Men Xiao, Han Xionggao, Lee Se-Jeong, Oh Geon, Im Ji-Hyun, Bae Kwi Sik, Seong Geum-Su, La Im-Joung, Lee Do-Sang, Choi Sun-Il, Lee Ok-Hwan
Department of Food Biotechnology and Environmental Science, Kangwon National University, Chuncheon, 24341 Republic of Korea.
F&B Bio Co., Ltd, Cheonan, 31005 Korea.
Food Sci Biotechnol. 2023 Aug 18;33(5):1233-1243. doi: 10.1007/s10068-023-01407-w. eCollection 2024 Apr.

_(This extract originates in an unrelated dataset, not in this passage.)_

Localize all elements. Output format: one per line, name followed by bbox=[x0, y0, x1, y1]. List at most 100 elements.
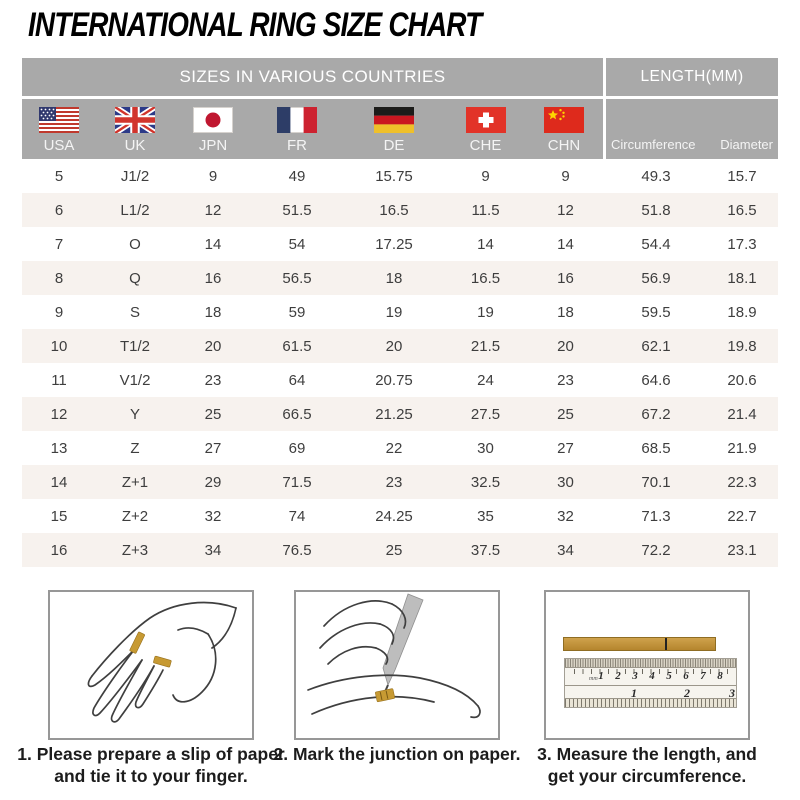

High doses or prolonged use of the exogenous synthetic glucocorticoid dexamethasone (Dex) can lead to muscle atrophy. In this study, the anti-atrophic effects of ginsenosides Rh1, Rg2, and Rg3 on Dex-induced C2C12 myotube atrophy were assessed by XTT, myotube diameter, fusion index, and western blot analysis. The XTT assay results showed that treatment with Rh1, Rg2, and Rg3 enhanced cell viability in Dex-injured C2C12 myotubes. Compared with the control group, the myotube diameter and fusion index were both reduced in Dex-treated cells, but treatment with Rh1, Rg2, and Rg3 increased these parameters. Furthermore, Rh1, Rg2, and Rg3 significantly downregulated the protein expression of FoxO3a, MuRF1, and Fbx32, while also upregulating mitochondrial biogenesis through the SIRT1/PGC-1α pathway. It also prevents myotube atrophy by regulating the IGF-1/Akt/ mTOR signaling pathway. These findings indicate that Rh1, Rg2, and Rg3 have great potential as useful agents for the prevention and treatment of muscle atrophy.
高剂量或长期使用外源性合成糖皮质激素地塞米松(Dex)可导致肌肉萎缩。在本研究中,通过XTT法、肌管直径、融合指数和蛋白质印迹分析评估了人参皂苷Rh1、Rg2和Rg3对Dex诱导的C2C12肌管萎缩的抗萎缩作用。XTT分析结果表明,Rh1、Rg2和Rg3处理可增强Dex损伤的C2C12肌管中的细胞活力。与对照组相比,Dex处理的细胞中肌管直径和融合指数均降低,但Rh1、Rg2和Rg3处理可增加这些参数。此外,Rh1、Rg2和Rg3显著下调FoxO3a、MuRF1和Fbx32的蛋白表达,同时还通过SIRT1/PGC-1α途径上调线粒体生物发生。它还通过调节IGF-1/Akt/mTOR信号通路来预防肌管萎缩。这些发现表明,Rh1、Rg2和Rg3作为预防和治疗肌肉萎缩的有效药物具有巨大潜力。